Restructuring of sovereign debt in Greece would make it impossible for the European Central Bank to continue using its bonds as collateral in liquidity operations, Executive Board member Juergen Stark said.

Sovereign debt restructuring would undermine the eligibility of Greek government bonds, an ECB spokesman quoted Stark as having said during a visit to Greece on Wednesday.

A continuation of liquidity provision would be impossible.

The cost of insuring Greek debt against default rose after his comments were published.

Europe's top financial officials broke a taboo on Tuesday and acknowledged for the first time that Greece may have to restructure its debt.

The ECB holds up to 50 billion euros in Greek sovereign bonds on its own books and its policymakers from President Jean-Claude Trichet down have warned vehemently against a Greek restructuring, saying even a soft restructuring floated by EU policymakers would put the stability of the euro zone at risk.

Peripheral sovereigns continue to underperform as the ECB cements its opposition to any type of Greek debt restructuring, said Markit analyst Gavan Nolan.

The ECB accepts Greek and Irish government bonds as collateral in ECB liquidity operations regardless of their credit rating.

It accepts collateral at market value minus a predetermined haircut. Were Greece to restructure its debt, the market value would plummet and make its use as collateral difficult.

The ECB makes its own collateral rules independently and, if it so wishes, could accept voluntarily swapped bonds with extended maturities.

ECB Executive Board member Lorenzo Bini Smaghi said on Wednesday that even a soft restructuring of Greek debt would have devastating consequences.
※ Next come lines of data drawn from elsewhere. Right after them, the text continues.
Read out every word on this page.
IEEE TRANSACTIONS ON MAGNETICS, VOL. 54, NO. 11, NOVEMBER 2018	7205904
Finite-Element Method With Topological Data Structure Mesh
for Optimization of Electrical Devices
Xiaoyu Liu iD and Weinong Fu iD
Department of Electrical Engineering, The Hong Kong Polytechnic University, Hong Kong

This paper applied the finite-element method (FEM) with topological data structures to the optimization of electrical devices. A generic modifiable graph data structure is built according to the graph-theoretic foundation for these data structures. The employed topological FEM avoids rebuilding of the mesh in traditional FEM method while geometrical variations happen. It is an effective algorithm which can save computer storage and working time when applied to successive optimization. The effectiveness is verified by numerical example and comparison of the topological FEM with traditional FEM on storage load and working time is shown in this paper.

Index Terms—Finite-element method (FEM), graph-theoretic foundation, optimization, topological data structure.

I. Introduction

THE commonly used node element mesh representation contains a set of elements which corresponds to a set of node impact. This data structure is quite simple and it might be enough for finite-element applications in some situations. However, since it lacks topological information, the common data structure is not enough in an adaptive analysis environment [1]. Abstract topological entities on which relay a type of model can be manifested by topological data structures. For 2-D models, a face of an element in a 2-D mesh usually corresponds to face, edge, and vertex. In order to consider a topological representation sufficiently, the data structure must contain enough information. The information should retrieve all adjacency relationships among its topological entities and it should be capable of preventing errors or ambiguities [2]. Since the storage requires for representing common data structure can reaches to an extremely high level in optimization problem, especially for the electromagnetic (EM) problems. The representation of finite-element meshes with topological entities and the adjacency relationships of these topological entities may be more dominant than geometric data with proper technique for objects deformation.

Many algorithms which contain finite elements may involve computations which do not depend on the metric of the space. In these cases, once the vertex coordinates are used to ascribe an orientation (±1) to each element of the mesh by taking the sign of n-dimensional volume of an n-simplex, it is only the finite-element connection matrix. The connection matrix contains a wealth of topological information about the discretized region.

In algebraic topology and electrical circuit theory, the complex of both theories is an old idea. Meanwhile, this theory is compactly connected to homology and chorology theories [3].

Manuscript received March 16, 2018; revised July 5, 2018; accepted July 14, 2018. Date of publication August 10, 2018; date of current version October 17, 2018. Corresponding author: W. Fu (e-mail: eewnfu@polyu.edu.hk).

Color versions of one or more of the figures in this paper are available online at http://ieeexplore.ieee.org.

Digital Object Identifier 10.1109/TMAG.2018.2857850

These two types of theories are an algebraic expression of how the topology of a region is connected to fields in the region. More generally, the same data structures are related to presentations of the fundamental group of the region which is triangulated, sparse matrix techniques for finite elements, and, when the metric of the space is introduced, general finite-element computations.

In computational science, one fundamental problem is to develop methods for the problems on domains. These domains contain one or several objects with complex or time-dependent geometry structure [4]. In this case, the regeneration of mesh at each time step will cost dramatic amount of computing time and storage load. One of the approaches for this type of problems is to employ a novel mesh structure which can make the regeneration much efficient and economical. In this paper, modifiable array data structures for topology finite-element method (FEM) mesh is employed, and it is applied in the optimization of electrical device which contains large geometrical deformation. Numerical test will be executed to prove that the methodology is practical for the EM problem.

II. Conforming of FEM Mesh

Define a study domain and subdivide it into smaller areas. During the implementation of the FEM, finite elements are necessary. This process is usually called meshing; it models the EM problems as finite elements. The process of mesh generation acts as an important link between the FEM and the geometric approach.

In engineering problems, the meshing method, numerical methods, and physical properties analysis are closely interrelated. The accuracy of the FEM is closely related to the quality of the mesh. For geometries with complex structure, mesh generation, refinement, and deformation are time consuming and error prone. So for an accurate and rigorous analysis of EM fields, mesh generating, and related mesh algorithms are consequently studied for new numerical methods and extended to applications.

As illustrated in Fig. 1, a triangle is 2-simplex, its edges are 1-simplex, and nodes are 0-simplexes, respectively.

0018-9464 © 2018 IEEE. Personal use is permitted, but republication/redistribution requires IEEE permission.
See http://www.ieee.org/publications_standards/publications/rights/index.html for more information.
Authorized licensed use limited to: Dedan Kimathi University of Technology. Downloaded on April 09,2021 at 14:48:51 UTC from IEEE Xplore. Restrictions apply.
He slammed talk of a so-called soft restructuring of Greek debt as empty slogans.

Governing Council member Nout Wellink warned against a restructuring of Greece's debt, saying it could lead to a chain reaction affecting other European countries and banks. Greece must meet its obligations, he added.

Trichet has ruled out Greek restructuring, saying earlier this month that it was not in the cards.

German daily Financial Times Deutschland reported on Thursday that Trichet had warned EU ministers that the 17-country bloc's central bank would stop accepting Greek government bonds as collateral if the country were to ask investors for a voluntary extension of bond maturities.

Euro zone countries, together with the IMF, bailed out Greece and Ireland last year, and approved a new 78 billion euro rescue for Portugal on Monday.